The answer is no, partly because of the unique setup of Pinnacol Assurance. Formerly known as the Colorado Compensation Insurance Authority, in 2002 Pinnacol changed its name and assumed its current form as a workers' compensation insurance company defined as a political subdivision of the state but funded entirely through premium payments from businesses. Pinnacol is overseen by a board, appointed by the Governor subject to approval by the Senate, that receives only per diem payments plus reimbursement of actual and necessary expenses. Amendment 41's gift ban doesn't apply to board members paid on a per diem basis, because the philosophy behind Amendment 41 is that salaried public officials and employees should not receive compensation for their services from anyone other than their government employer. But as the Pebble Beach trip shows, that doesn't mean the public doesn't have a legitimate concern that Pinnacol may be currying favor with its governing board by treating them to lavish vacations. Next year, the state legislature should take a close look at the ethics laws that apply to the Pinnacol board.
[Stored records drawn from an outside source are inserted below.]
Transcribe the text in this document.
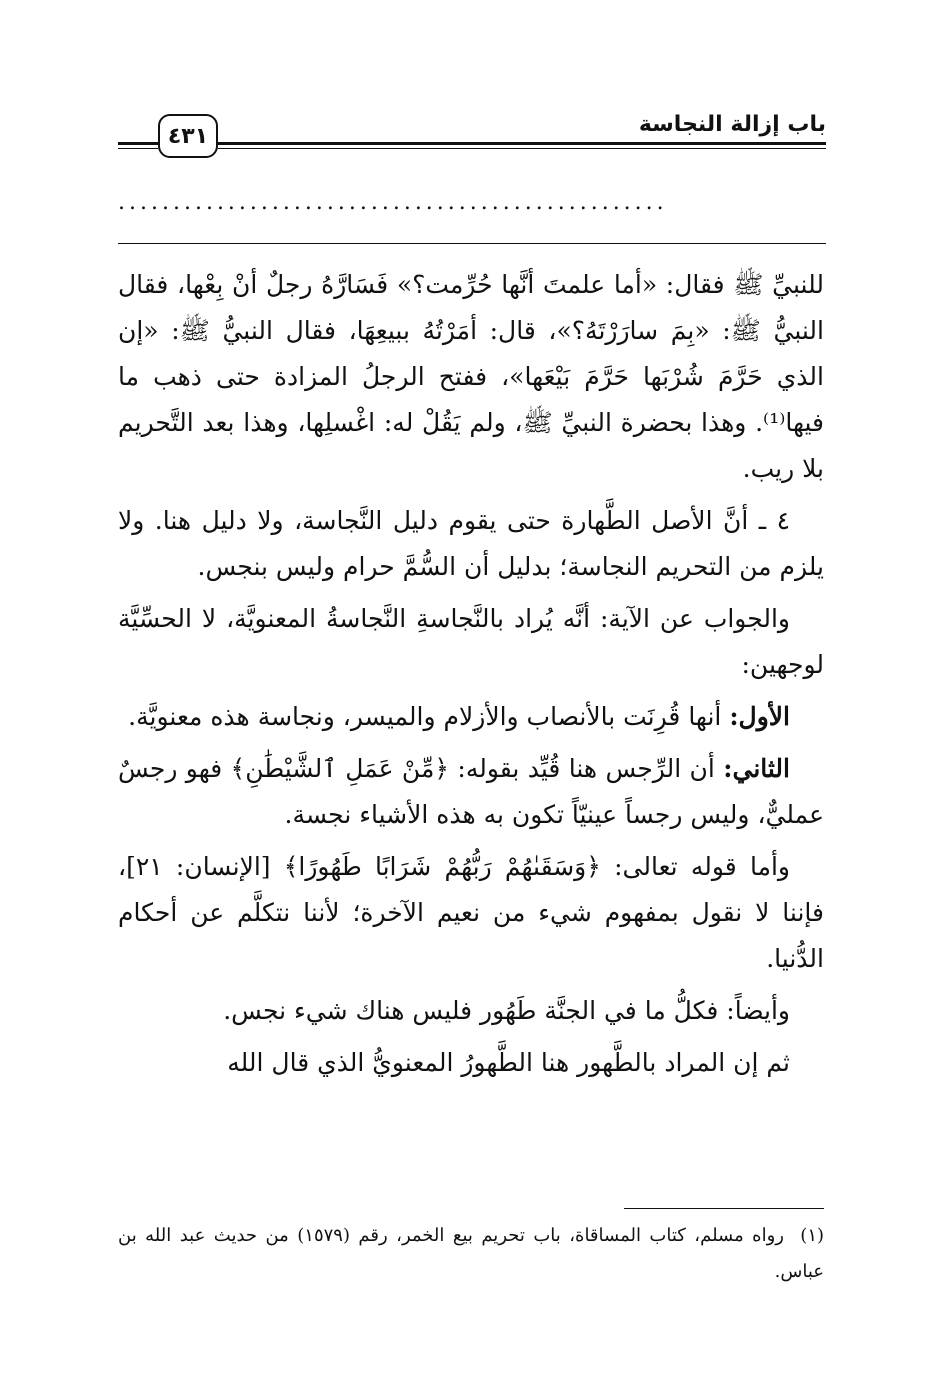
باب إزالة النجاسة
٤٣١
..................................................

للنبيِّ ﷺ فقال: «أما علمتَ أنَّها حُرِّمت؟» فَسَارَّهُ رجلٌ أنْ بِعْها، فقال النبيُّ ﷺ: «بِمَ سارَرْتَهُ؟»، قال: أمَرْتُهُ ببيعِهَا، فقال النبيُّ ﷺ: «إن الذي حَرَّمَ شُرْبَها حَرَّمَ بَيْعَها»، ففتح الرجلُ المزادة حتى ذهب ما فيها⁽¹⁾. وهذا بحضرة النبيِّ ﷺ، ولم يَقُلْ له: اغْسلِها، وهذا بعد التَّحريم بلا ريب.

٤ ـ أنَّ الأصل الطَّهارة حتى يقوم دليل النَّجاسة، ولا دليل هنا. ولا يلزم من التحريم النجاسة؛ بدليل أن السُّمَّ حرام وليس بنجس.

والجواب عن الآية: أنَّه يُراد بالنَّجاسةِ النَّجاسةُ المعنويَّة، لا الحسِّيَّة لوجهين:

الأول: أنها قُرِنَت بالأنصاب والأزلام والميسر، ونجاسة هذه معنويَّة.

الثاني: أن الرِّجس هنا قُيِّد بقوله: ﴿مِّنْ عَمَلِ ٱلشَّيْطَٰنِ﴾ فهو رجسٌ عمليٌّ، وليس رجساً عينيّاً تكون به هذه الأشياء نجسة.

وأما قوله تعالى: ﴿وَسَقَىٰهُمْ رَبُّهُمْ شَرَابًا طَهُورًا﴾ [الإنسان: ٢١]، فإننا لا نقول بمفهوم شيء من نعيم الآخرة؛ لأننا نتكلَّم عن أحكام الدُّنيا.

وأيضاً: فكلُّ ما في الجنَّة طَهُور فليس هناك شيء نجس.

ثم إن المراد بالطَّهور هنا الطَّهورُ المعنويُّ الذي قال الله

(١)رواه مسلم، كتاب المساقاة، باب تحريم بيع الخمر، رقم (١٥٧٩) من حديث عبد الله بن عباس.
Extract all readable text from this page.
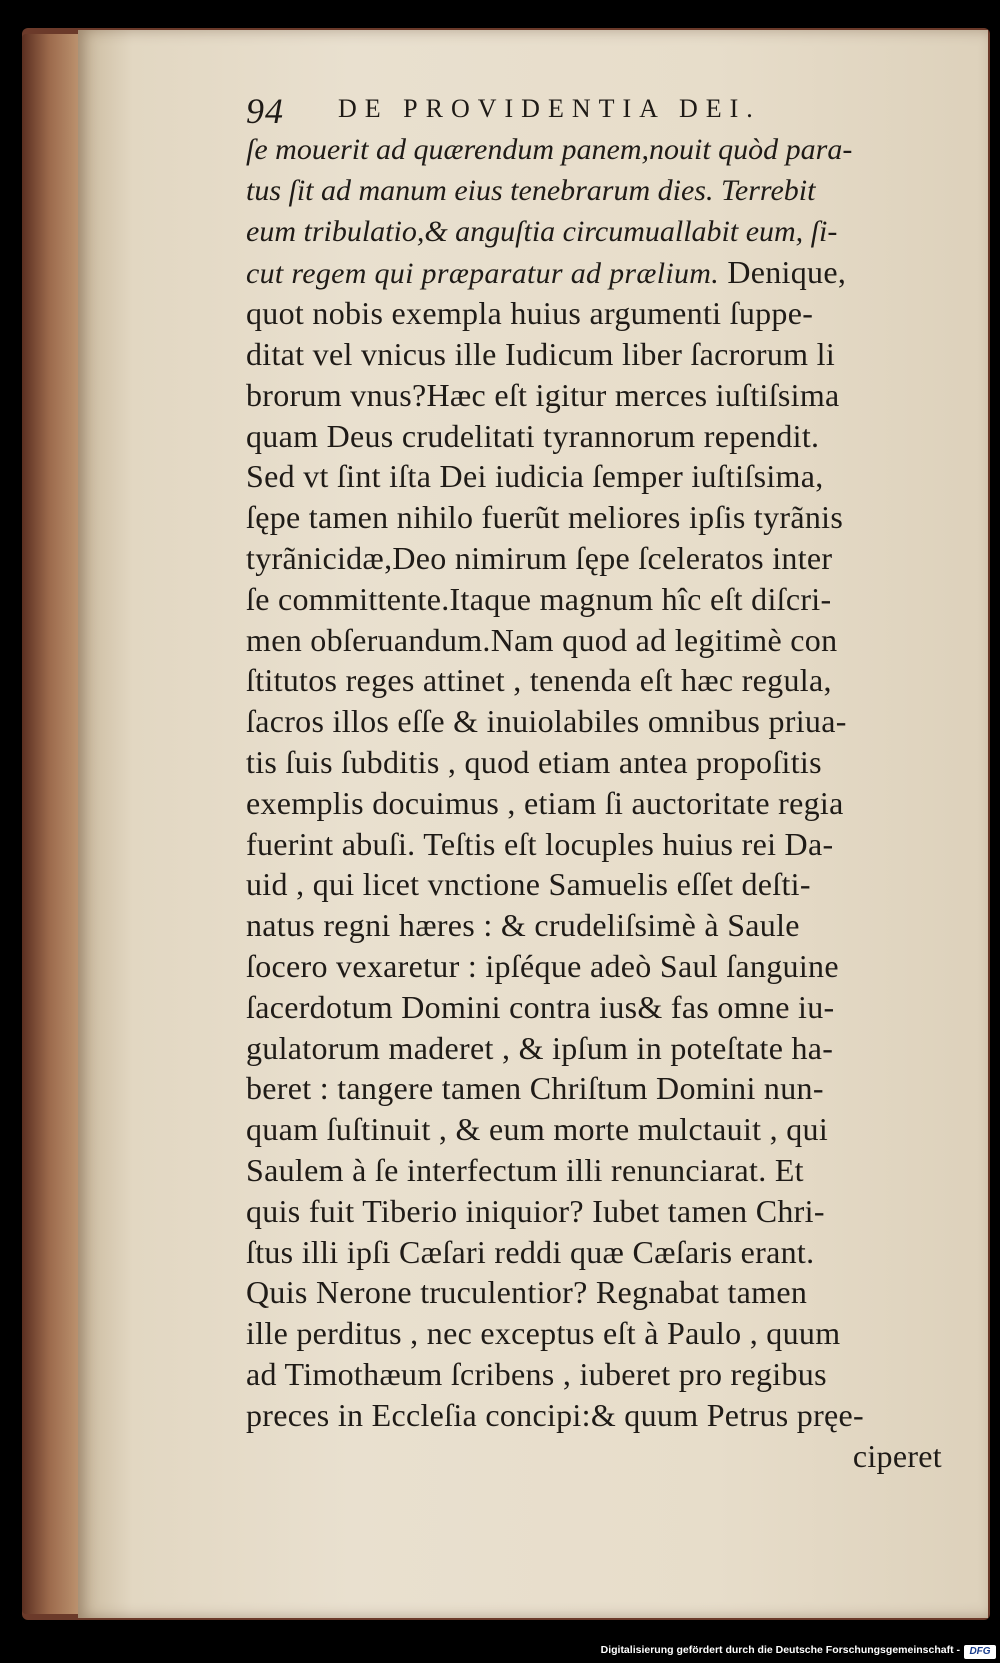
94 DE PROVIDENTIA DEI.
ſe mouerit ad quærendum panem,nouit quòd para-
tus ſit ad manum eius tenebrarum dies. Terrebit
eum tribulatio,& anguſtia circumuallabit eum, ſi-
cut regem qui præparatur ad prælium. Denique,
quot nobis exempla huius argumenti ſuppe-
ditat vel vnicus ille Iudicum liber ſacrorum li
brorum vnus?Hæc eſt igitur merces iuſtiſsima
quam Deus crudelitati tyrannorum rependit.
Sed vt ſint iſta Dei iudicia ſemper iuſtiſsima,
ſępe tamen nihilo fuerũt meliores ipſis tyrãnis
tyrãnicidæ,Deo nimirum ſępe ſceleratos inter
ſe committente.Itaque magnum hîc eſt diſcri-
men obſeruandum.Nam quod ad legitimè con
ſtitutos reges attinet , tenenda eſt hæc regula,
ſacros illos eſſe & inuiolabiles omnibus priua-
tis ſuis ſubditis , quod etiam antea propoſitis
exemplis docuimus , etiam ſi auctoritate regia
fuerint abuſi. Teſtis eſt locuples huius rei Da-
uid , qui licet vnctione Samuelis eſſet deſti-
natus regni hæres : & crudeliſsimè à Saule
ſocero vexaretur : ipſéque adeò Saul ſanguine
ſacerdotum Domini contra ius& fas omne iu-
gulatorum maderet , & ipſum in poteſtate ha-
beret : tangere tamen Chriſtum Domini nun-
quam ſuſtinuit , & eum morte mulctauit , qui
Saulem à ſe interfectum illi renunciarat. Et
quis fuit Tiberio iniquior? Iubet tamen Chri-
ſtus illi ipſi Cæſari reddi quæ Cæſaris erant.
Quis Nerone truculentior? Regnabat tamen
ille perditus , nec exceptus eſt à Paulo , quum
ad Timothæum ſcribens , iuberet pro regibus
preces in Eccleſia concipi:& quum Petrus pręe-
ciperet
Digitalisierung gefördert durch die Deutsche Forschungsgemeinschaft - DFG
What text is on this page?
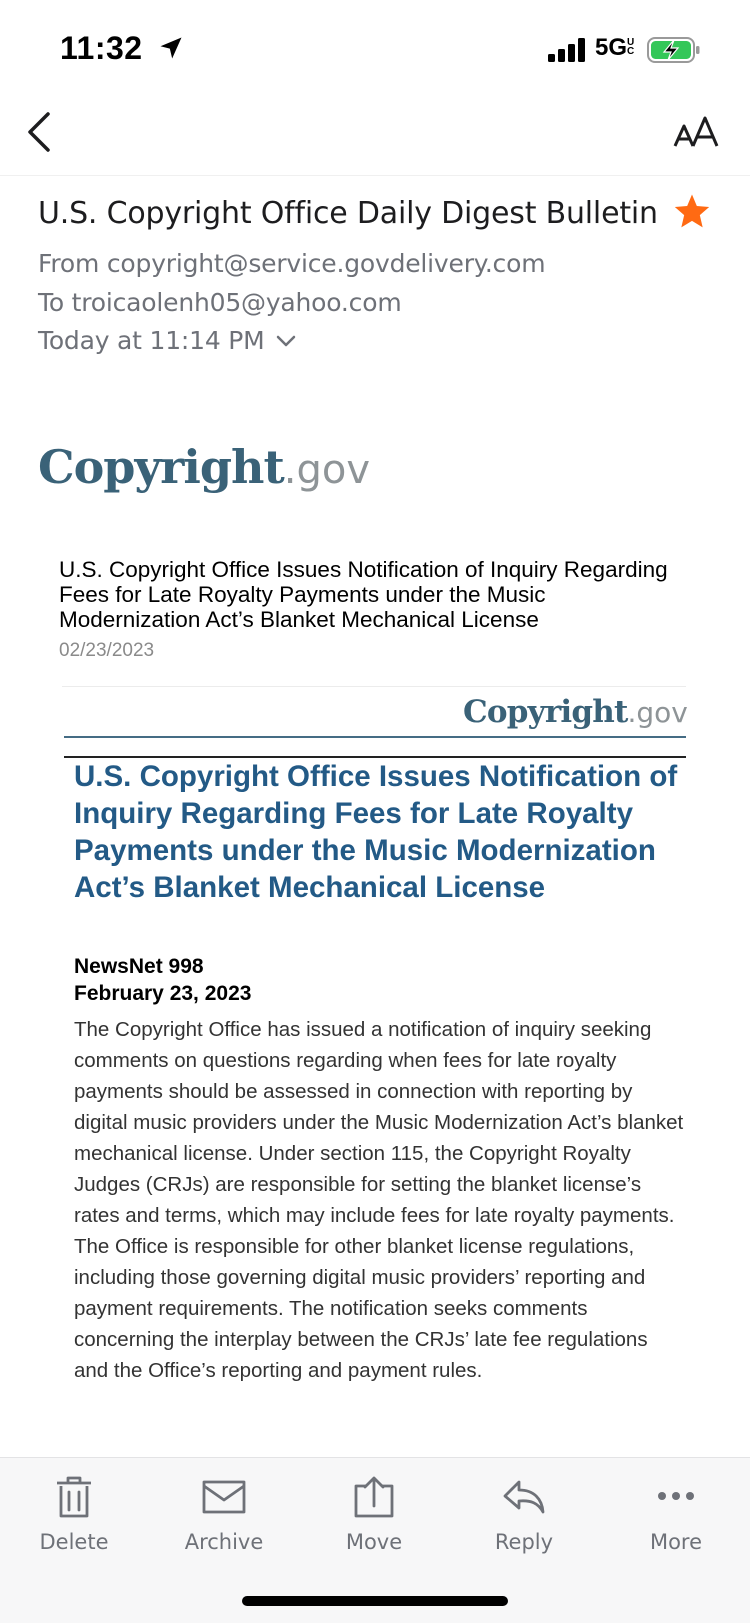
11:32	5GUC
U.S. Copyright Office Daily Digest Bulletin
From copyright@service.govdelivery.com
To troicaolenh05@yahoo.com
Today at 11:14 PM
Copyright.gov
U.S. Copyright Office Issues Notification of Inquiry Regarding Fees for Late Royalty Payments under the Music Modernization Act’s Blanket Mechanical License
02/23/2023
Copyright.gov
U.S. Copyright Office Issues Notification of Inquiry Regarding Fees for Late Royalty Payments under the Music Modernization Act’s Blanket Mechanical License
NewsNet 998
February 23, 2023
The Copyright Office has issued a notification of inquiry seeking comments on questions regarding when fees for late royalty payments should be assessed in connection with reporting by digital music providers under the Music Modernization Act’s blanket mechanical license. Under section 115, the Copyright Royalty Judges (CRJs) are responsible for setting the blanket license’s rates and terms, which may include fees for late royalty payments. The Office is responsible for other blanket license regulations, including those governing digital music providers’ reporting and payment requirements. The notification seeks comments concerning the interplay between the CRJs’ late fee regulations and the Office’s reporting and payment rules.
Delete	Archive	Move	Reply	More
Right now, the state ethics law that applies to unpaid members of boards and commissions only prohibits them from performing official acts that "may have a direct economic benefit on a business or other undertaking in which such member has a direct or substantial
financial interest." The Pebble Beach trip shows that this doesn't go far enough. Members of state boards and commissions ought to be prohibited from accepting gifts from the businesses they regulate. That shouldn't be too much to ask - if a person wants to be on a state board or commission as a way of getting freebies from the regulated community, they probably shouldn't be on the board. The corruption scandal at the United States Mineral Management Service is just one example of the problems that can arise when regulators feel free to receive gifts from the regulated community. Let's make sure something like that can never happen at Pinnacol.